For inference, we need to make sure the model is in eval mode, and the order of the dataset should not be shuffled ("shuffle=False" in test_loader).

Last but not least, don't forget to save the predictions into a single CSV file.
The format of CSV file should follow the rules mentioned in the slides.

### **WARNING -- Keep in Mind**

Cheating includes but not limited to:
1.   using testing labels,
2.   submitting results to previous Kaggle competitions,
3.   sharing predictions with others,
4.   copying codes from any creatures on Earth,
5.   asking other people to do it for you.

Any violations bring you punishments from getting a discount on the final grade to failing the course.

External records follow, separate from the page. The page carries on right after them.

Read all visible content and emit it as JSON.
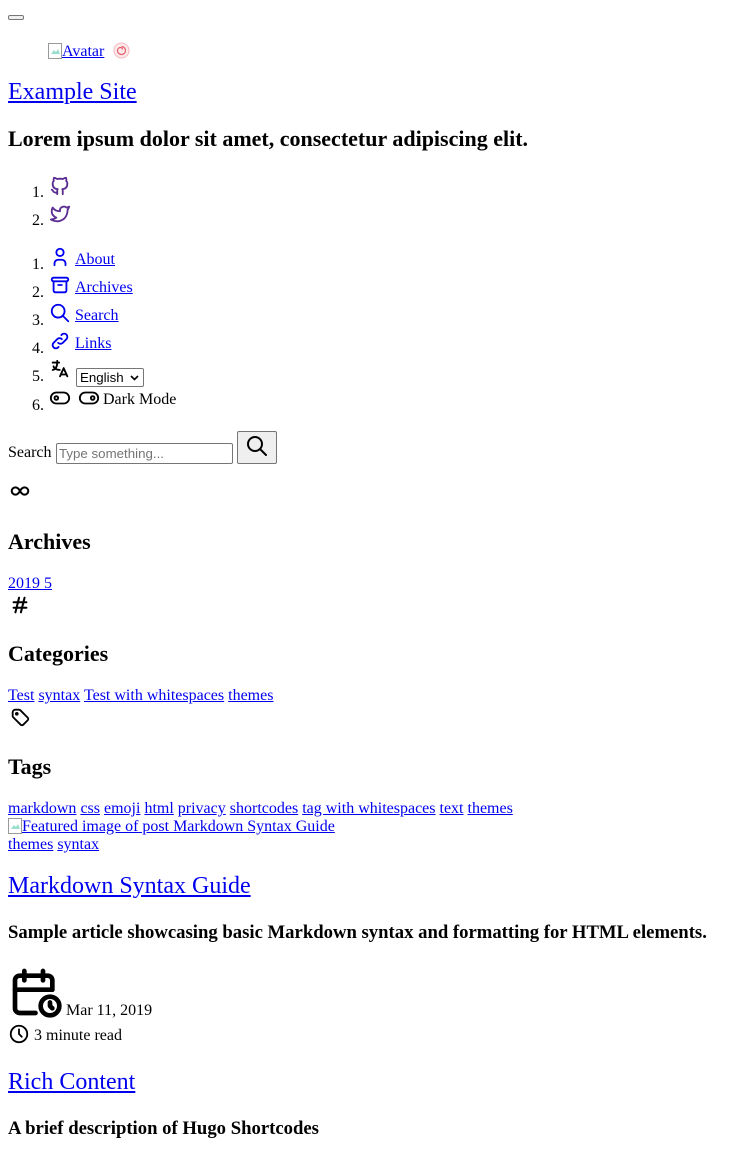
{
  "header": {
    "avatar_alt": "Avatar",
    "site_title": "Example Site",
    "site_description": "Lorem ipsum dolor sit amet, consectetur adipiscing elit."
  },
  "social": {
    "items": [
      {
        "number": "1.",
        "icon": "github-icon"
      },
      {
        "number": "2.",
        "icon": "twitter-icon"
      }
    ]
  },
  "menu": {
    "items": [
      {
        "number": "1.",
        "icon": "user-icon",
        "label": "About"
      },
      {
        "number": "2.",
        "icon": "archive-icon",
        "label": "Archives"
      },
      {
        "number": "3.",
        "icon": "search-icon",
        "label": "Search"
      },
      {
        "number": "4.",
        "icon": "link-icon",
        "label": "Links"
      },
      {
        "number": "5.",
        "icon": "language-icon",
        "selected_language": "English"
      },
      {
        "number": "6.",
        "icon": "toggle-icon",
        "label": "Dark Mode"
      }
    ]
  },
  "search": {
    "label": "Search",
    "placeholder": "Type something..."
  },
  "widgets": {
    "archives": {
      "icon": "infinity-icon",
      "title": "Archives",
      "year": "2019",
      "count": "5"
    },
    "categories": {
      "icon": "hash-icon",
      "title": "Categories",
      "items": [
        "Test",
        "syntax",
        "Test with whitespaces",
        "themes"
      ]
    },
    "tags": {
      "icon": "tag-icon",
      "title": "Tags",
      "items": [
        "markdown",
        "css",
        "emoji",
        "html",
        "privacy",
        "shortcodes",
        "tag with whitespaces",
        "text",
        "themes"
      ]
    }
  },
  "posts": [
    {
      "featured_image_alt": "Featured image of post Markdown Syntax Guide",
      "categories": [
        "themes",
        "syntax"
      ],
      "title": "Markdown Syntax Guide",
      "subtitle": "Sample article showcasing basic Markdown syntax and formatting for HTML elements.",
      "date": "Mar 11, 2019",
      "reading_time": "3 minute read"
    },
    {
      "title": "Rich Content",
      "subtitle": "A brief description of Hugo Shortcodes"
    }
  ],
  "colors": {
    "link": "#0000ee",
    "social_icon": "#5a2d91",
    "menu_icon": "#0000ee"
  }
}
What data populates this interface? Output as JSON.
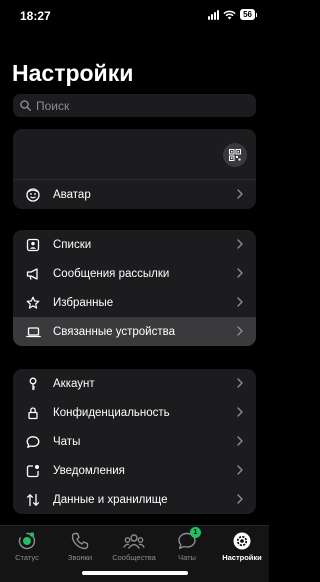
{
  "status_bar": {
    "time": "18:27",
    "battery": "56"
  },
  "title": "Настройки",
  "search": {
    "placeholder": "Поиск"
  },
  "profile": {
    "qr_icon": "qr-code-icon"
  },
  "group1": [
    {
      "label": "Аватар",
      "icon": "avatar-icon"
    }
  ],
  "group2": [
    {
      "label": "Списки",
      "icon": "lists-icon"
    },
    {
      "label": "Сообщения рассылки",
      "icon": "megaphone-icon"
    },
    {
      "label": "Избранные",
      "icon": "star-icon"
    },
    {
      "label": "Связанные устройства",
      "icon": "laptop-icon"
    }
  ],
  "group3": [
    {
      "label": "Аккаунт",
      "icon": "key-icon"
    },
    {
      "label": "Конфиденциальность",
      "icon": "lock-icon"
    },
    {
      "label": "Чаты",
      "icon": "chat-bubble-icon"
    },
    {
      "label": "Уведомления",
      "icon": "notification-icon"
    },
    {
      "label": "Данные и хранилище",
      "icon": "arrows-icon"
    }
  ],
  "tabs": [
    {
      "label": "Статус",
      "icon": "status-icon"
    },
    {
      "label": "Звонки",
      "icon": "phone-icon"
    },
    {
      "label": "Сообщества",
      "icon": "communities-icon"
    },
    {
      "label": "Чаты",
      "icon": "chats-icon",
      "badge": "1"
    },
    {
      "label": "Настройки",
      "icon": "settings-gear-icon",
      "active": true
    }
  ],
  "colors": {
    "accent": "#21c063",
    "card": "#1c1c1e",
    "highlight": "#3a3a3c"
  }
}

It is your responsibility to check whether your code violates the rules.
When citing codes from the Internet, you should know what these codes exactly do.
You will **NOT** be tolerated if you break the rule and claim you don't know what these codes do.


In [None]:
# Make sure the model is in eval mode.
# Some modules like Dropout or BatchNorm affect if the model is in training mode.
model.eval()

# Initialize a list to store the predictions.
predictions = []

# Iterate the testing set by batches.
for batch in tqdm(test_loader):
    # A batch consists of image data and corresponding labels.
    # But here the variable "labels" is useless since we do not have the ground-truth.
    # If printing out the labels, you will find that it is always 0.
    # This is because the wrapper (DatasetFolder) returns images and labels for each batch,
    # so we have to create fake labels to make it work normally.
    imgs, labels = batch

    # We don't need gradient in testing, and we don't even have labels to compute loss.
    # Using torch.no_grad() accelerates the forward process.
    with torch.no_grad():
        logits = model(imgs.to(device))

    # Take the class with greatest logit as prediction and record it.
    predictions.extend(logits.argmax(dim=-1).cpu().numpy().tolist())

In [None]:
# Save predictions into the file.
with open("predict.csv", "w") as f:

    # The first row must be "Id, Category"
    f.write("Id,Category\n")

    # For the rest of the rows, each image id corresponds to a predicted class.
    for i, pred in  enumerate(predictions):
         f.write(f"{i},{pred}\n")